Have you ever heard of a Waterford blaa? I didn’t know about them until this year, when Mom was researching Irish cuisine in preparation for St. Patrick’s Day. Waterford blaas are white rolls with a soft interior and floury crust, and are quite popular in Ireland. They’re so beloved by the Irish people that the Waterford blaas gained Protected Geographical Indication from the European Union–the only Irish bread to gain this status. Only four bakeries in Waterford County, Ireland, are licensed to make and sell Waterford blaas. Among these bakeries, they sell 12,000 blaas each day!
Blaas were actually brought over from France by the Huguenots when they immigrated to Ireland. They brought their special white flour with them and taught the locals how to make the blaas. Aren’t you glad this simple recipe is still around today?
The Irish often enjoy buttered blaas stuffed with Irish bacon at breakfast, but they also use them for sandwiches such as the chip butty (aka French fry sandwich!). I think blaas taste great on their own, but making them into a sandwich really takes them to the next level!
Even if you’re a novice bread baker, I encourage you to make this recipe. The dough becomes beautifully smooth and supple when you knead it, and turns into lovely soft buns as it’s baked. Although I’ve never been to Waterford City, Ireland to taste an authentic Waterford blaa, it would be very exciting visit this part of Ireland and experience this awesome bread fresh from one of the four bakeries! 😉 The ingredients for this recipe is from the blog Lea & Jay, but I’ve changed the directions to reflect my usual breadmaking methods.
Hungry for more Irish food? Try these other delicious Irish recipes!
Oregano Onion Soda Bread: a savory, moist loaf of Irish soda bread.
Irish Boxty Bread: a no-yeast potato bread that will leave you wanting another piece!Print
This easy recipe for Waterford blaas shows you how to make these traditional Irish white bread rolls. These homemade rolls make amazing sandwiches, and taste good just with butter! Eat like the Irish and try them at breakfast. You’ll love these crusty, pull apart buns with a soft center.
- 4 1/2 cups bread flour (500g)
- 2 teaspoons fine salt (10g)
- 2 teaspoons unsalted butter, chilled (10g)
- 2 1/2 teaspoons caster sugar (10g)
- 3 teaspoons fast-action yeast (10g)
- about 1 1/4 cup filtered water (300 ml)
Making the Dough (25 minutes + 1 hour proving)
- Warm the water to 115 F.
- Pour the flour into a large mixing bowl and add the salt.
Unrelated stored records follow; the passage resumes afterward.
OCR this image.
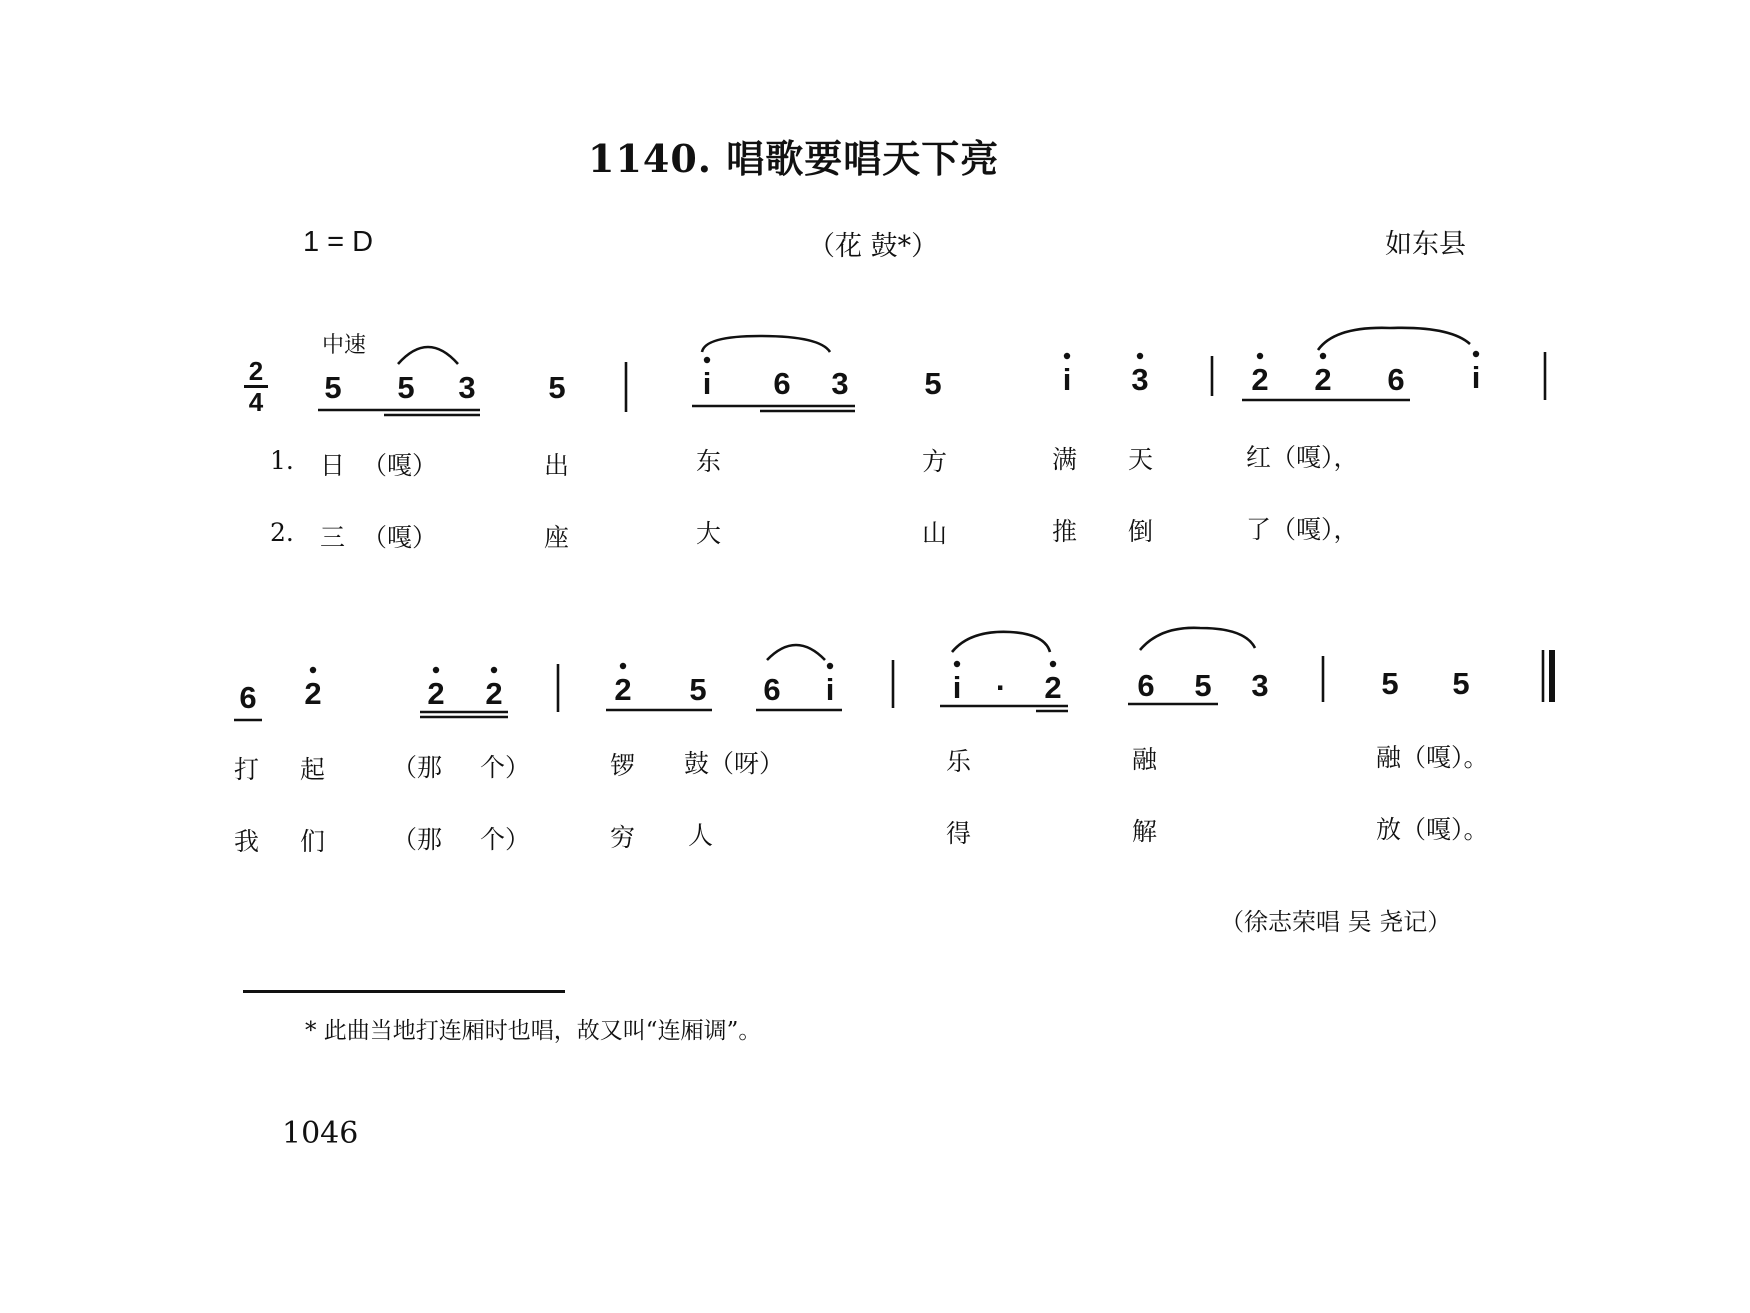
1140. 唱歌要唱天下亮
1 = D	（花 鼓*）	如东县
中速
2
4 5 5 3 5	i	6 3 5	i	3	2 2 6	i
1. 日 （嘎）	出	东	方	满 天	红（嘎），
2. 三 （嘎）	座	大	山	推 倒	了（嘎），
6 2	2 2	2 5 6	i	i	·	2 6 5 3	5 5
打 起	（那 个）	锣 鼓（呀）	乐	融	融（嘎）。
我 们	（那 个）	穷 人	得	解	放（嘎）。
（徐志荣唱 吴 尧记）
* 此曲当地打连厢时也唱，故又叫“连厢调”。
1046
Rub the butter into the flour until it resembles fine breadcrumbs, then stir in the sugar and yeast.
- Gradually stir in the water, mixing until a soft, slightly sticky dough has formed and all the flour is picked up from the sides of the bowl.
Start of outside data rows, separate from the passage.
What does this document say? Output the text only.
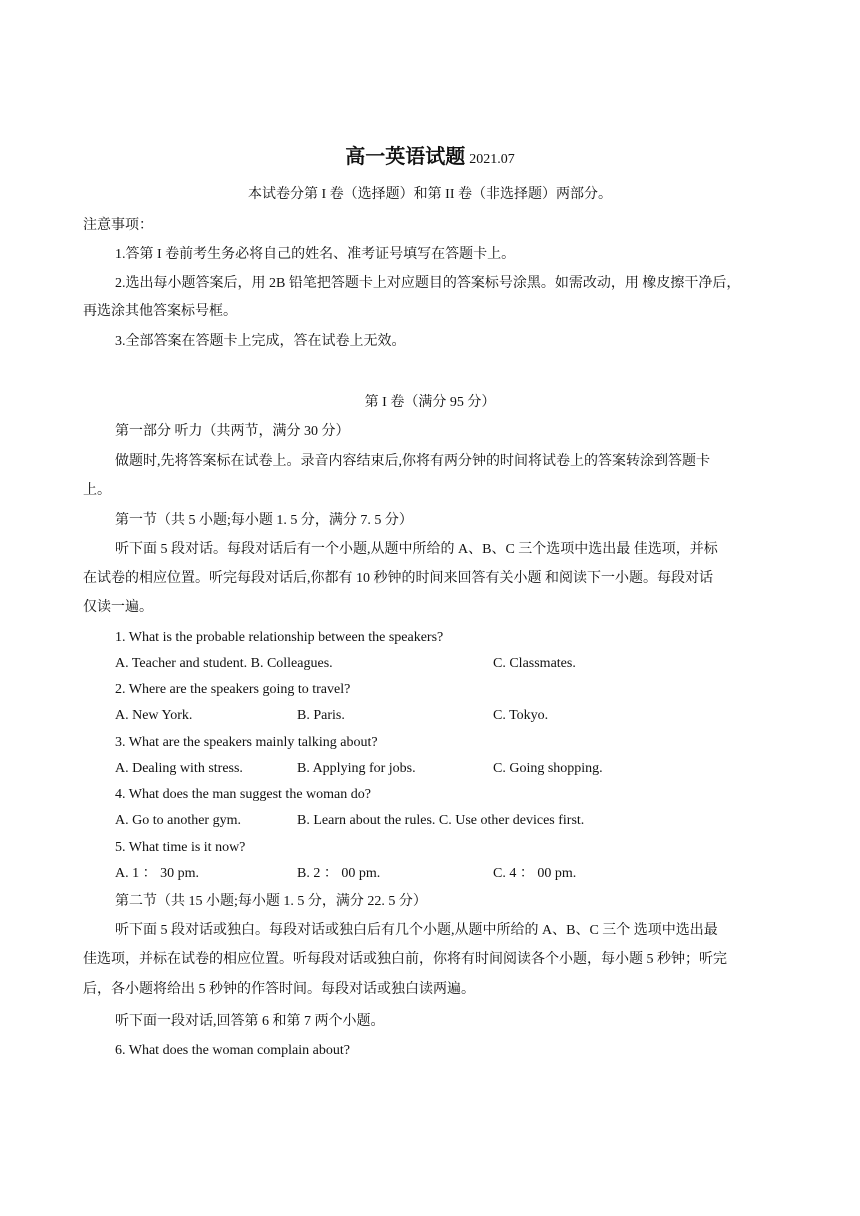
高一英语试题 2021.07
本试卷分第 I 卷（选择题）和第 II 卷（非选择题）两部分。
注意事项：
1.答第 I 卷前考生务必将自己的姓名、准考证号填写在答题卡上。
2.选出每小题答案后，用 2B 铅笔把答题卡上对应题目的答案标号涂黑。如需改动，用 橡皮擦干净后，
再选涂其他答案标号框。
3.全部答案在答题卡上完成，答在试卷上无效。
第 I 卷（满分 95 分）
第一部分 听力（共两节，满分 30 分）
做题时,先将答案标在试卷上。录音内容结束后,你将有两分钟的时间将试卷上的答案转涂到答题卡
上。
第一节（共 5 小题;每小题 1. 5 分，满分 7. 5 分）
听下面 5 段对话。每段对话后有一个小题,从题中所给的 A、B、C 三个选项中选出最 佳选项，并标
在试卷的相应位置。听完每段对话后,你都有 10 秒钟的时间来回答有关小题 和阅读下一小题。每段对话
仅读一遍。
1. What is the probable relationship between the speakers?
A. Teacher and student. B. Colleagues.	C. Classmates.
2. Where are the speakers going to travel?
A. New York.	B. Paris.	C. Tokyo.
3. What are the speakers mainly talking about?
A. Dealing with stress.	B. Applying for jobs.	C. Going shopping.
4. What does the man suggest the woman do?
A. Go to another gym.	B. Learn about the rules. C. Use other devices first.
5. What time is it now?
A. 1 ： 30 pm.	B. 2 ： 00 pm.	C. 4 ： 00 pm.
第二节（共 15 小题;每小题 1. 5 分，满分 22. 5 分）
听下面 5 段对话或独白。每段对话或独白后有几个小题,从题中所给的 A、B、C 三个 选项中选出最
佳选项，并标在试卷的相应位置。听每段对话或独白前，你将有时间阅读各个小题，每小题 5 秒钟；听完
后，各小题将给出 5 秒钟的作答时间。每段对话或独白读两遍。
听下面一段对话,回答第 6 和第 7 两个小题。
6. What does the woman complain about?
- Turn the dough onto a lightly floured surface and knead for about 10 minutes, until the dough is quite smooth, no longer sticks to the work surface, and passes the windowpane test. Test the dough by stretching a small piece of dough between the thumb and forefinger of each hand. The dough should stretch until it’s translucent in places. If not, knead for a minute longer and check again.
- Shape the dough into a ball, place in a buttered bowl, and cover tightly with plastic wrap. Let the dough prove until doubled in size, about 1 to 1 1/2 hours.
Shaping the Buns (15 minutes + 50 minutes proving)
- Lightly flour a 11 by 17-inch rimmed cookie sheet.
- Turn the dough out onto a lightly floured surface and punch it down all over to knock out the air.
- Divide the dough into 10 equal pieces, using a kitchen scale for accuracy.
- Roll each piece into a ball, then lightly roll the ball in flour. Flatten each ball with a rolling pin to shape it into a square with rounded corners. Space the buns an inch or two apart on the prepared tray, then dust them with additional bread flour using a small sieve.
- Place the tray inside a large, clean garbage bag and inflate the bag. Tuck the ends under the tray to seal, then set in a warm place. Let the buns prove until they’re doubled in size, about 50 minutes.
- About 10 minutes before the buns are done proving, preheat the oven to 400 F.
Baking the Buns (15 minutes baking)
- Bake the buns in the middle of the oven at 400 F for about 15-20 minutes, until they’re golden brown and have an internal temperature of about 200 F.
- Let the buns cool briefly on a wire rack before slicing in half and serving. Use these Waterford blaas for a traditional Irish chip butty sandwich.